What distinguishes it is a curious feature at its south-south-west entrance: a pair of parallel dry-stone walls, roughly fifteen metres long, running northward from the gap in the enclosing bank into the interior, where they terminate in a subrectangular enclosure. It is an arrangement that raises more questions than the landscape immediately answers.
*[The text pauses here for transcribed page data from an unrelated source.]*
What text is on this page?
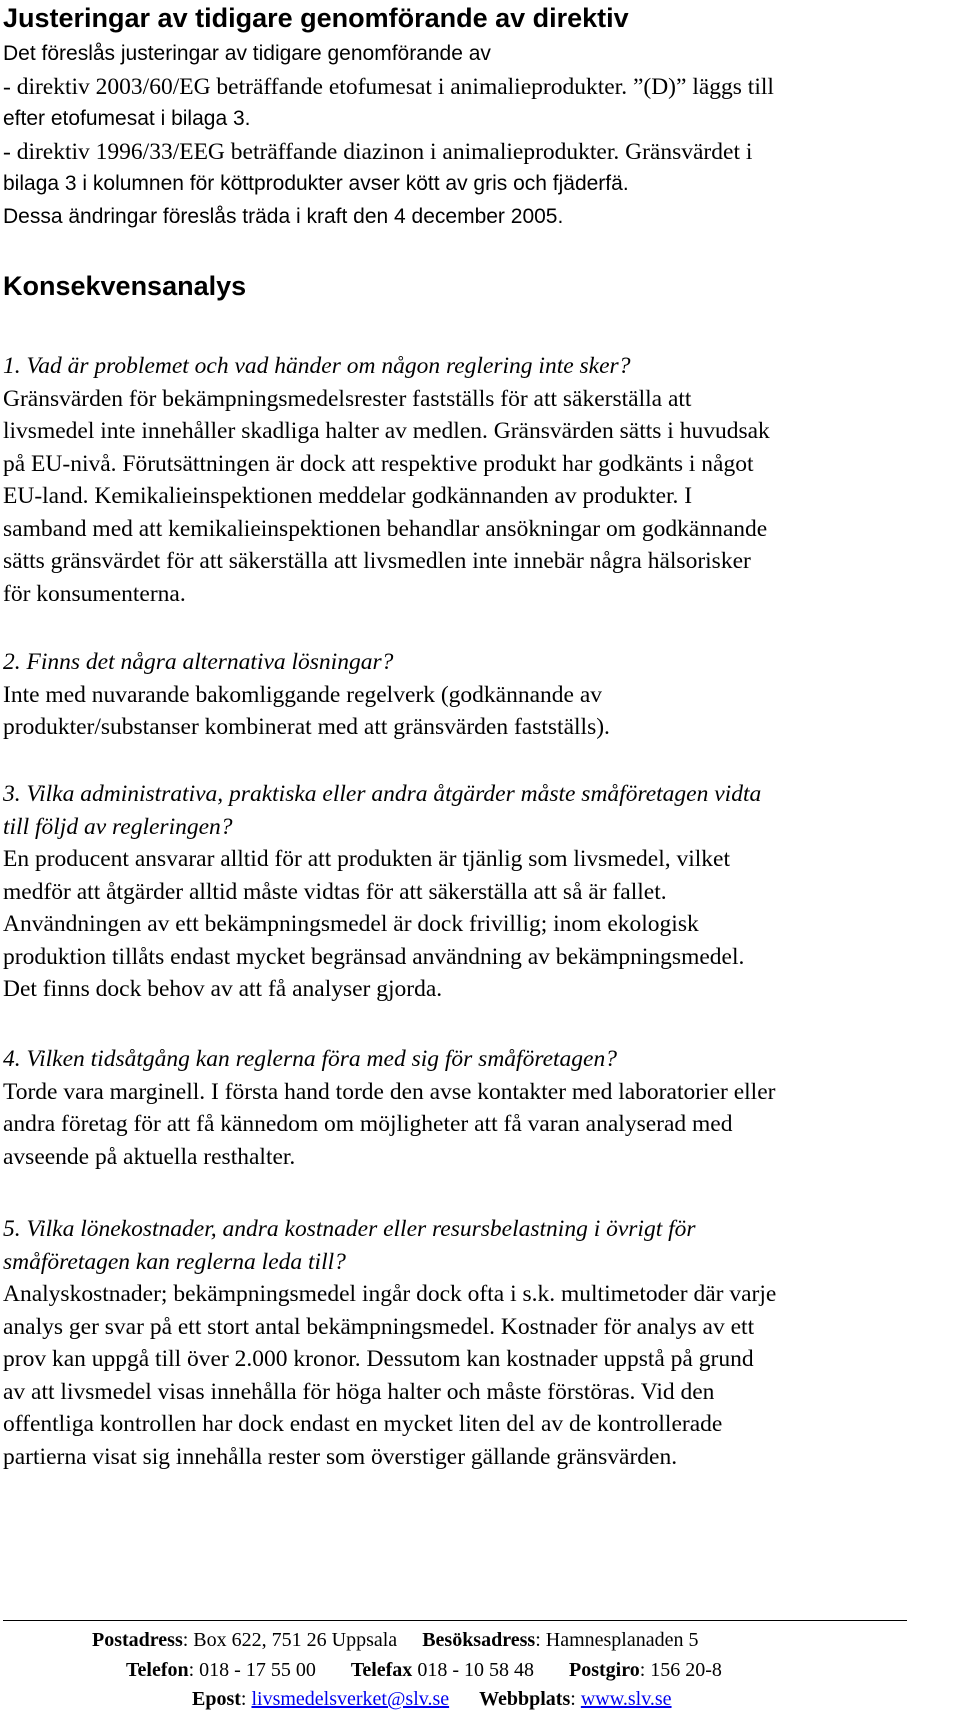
Justeringar av tidigare genomförande av direktiv
Det föreslås justeringar av tidigare genomförande av
- direktiv 2003/60/EG beträffande etofumesat i animalieprodukter. ”(D)” läggs till
efter etofumesat i bilaga 3.
- direktiv 1996/33/EEG beträffande diazinon i animalieprodukter. Gränsvärdet i
bilaga 3 i kolumnen för köttprodukter avser kött av gris och fjäderfä.
Dessa ändringar föreslås träda i kraft den 4 december 2005.
Konsekvensanalys
1. Vad är problemet och vad händer om någon reglering inte sker?
Gränsvärden för bekämpningsmedelsrester fastställs för att säkerställa att
livsmedel inte innehåller skadliga halter av medlen. Gränsvärden sätts i huvudsak
på EU-nivå. Förutsättningen är dock att respektive produkt har godkänts i något
EU-land. Kemikalieinspektionen meddelar godkännanden av produkter. I
samband med att kemikalieinspektionen behandlar ansökningar om godkännande
sätts gränsvärdet för att säkerställa att livsmedlen inte innebär några hälsorisker
för konsumenterna.
2. Finns det några alternativa lösningar?
Inte med nuvarande bakomliggande regelverk (godkännande av
produkter/substanser kombinerat med att gränsvärden fastställs).
3. Vilka administrativa, praktiska eller andra åtgärder måste småföretagen vidta
till följd av regleringen?
En producent ansvarar alltid för att produkten är tjänlig som livsmedel, vilket
medför att åtgärder alltid måste vidtas för att säkerställa att så är fallet.
Användningen av ett bekämpningsmedel är dock frivillig; inom ekologisk
produktion tillåts endast mycket begränsad användning av bekämpningsmedel.
Det finns dock behov av att få analyser gjorda.
4. Vilken tidsåtgång kan reglerna föra med sig för småföretagen?
Torde vara marginell. I första hand torde den avse kontakter med laboratorier eller
andra företag för att få kännedom om möjligheter att få varan analyserad med
avseende på aktuella resthalter.
5. Vilka lönekostnader, andra kostnader eller resursbelastning i övrigt för
småföretagen kan reglerna leda till?
Analyskostnader; bekämpningsmedel ingår dock ofta i s.k. multimetoder där varje
analys ger svar på ett stort antal bekämpningsmedel. Kostnader för analys av ett
prov kan uppgå till över 2.000 kronor. Dessutom kan kostnader uppstå på grund
av att livsmedel visas innehålla för höga halter och måste förstöras. Vid den
offentliga kontrollen har dock endast en mycket liten del av de kontrollerade
partierna visat sig innehålla rester som överstiger gällande gränsvärden.
Postadress: Box 622, 751 26 Uppsala Besöksadress: Hamnesplanaden 5
Telefon: 018 - 17 55 00 Telefax 018 - 10 58 48 Postgiro: 156 20-8
Epost: livsmedelsverket@slv.se Webbplats: www.slv.se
Ringforts, sometimes called raths, were the most common form of rural settlement in early medieval Ireland, typically dating from roughly the fifth to the twelfth centuries. They served as enclosed farmsteads, the surrounding bank offering a degree of protection for livestock and household alike. This one at Ballymacgibbon is a roughly circular enclosure, forty-two metres across in both directions, bounded by a bank of earth and stone still standing about 1.1 metres high in places. The bank itself contains clearance material, stone gathered from the surrounding land over generations of agricultural use, which makes it difficult to read the monument in its original form. The parallel-walled entrance passage and the subrectangular area it leads to suggest a more deliberate internal organisation than is always found at such sites, though the heavily overgrown interior, also scattered with clearance material and a stone fence of later date, complicates any straightforward interpretation. A published survey of the Ballinrobe district, compiled by D. Lavelle and issued by the Lough Mask and Lough Carra Tourist Development Association in 1994, recorded these details, and they remain the clearest account of what survives.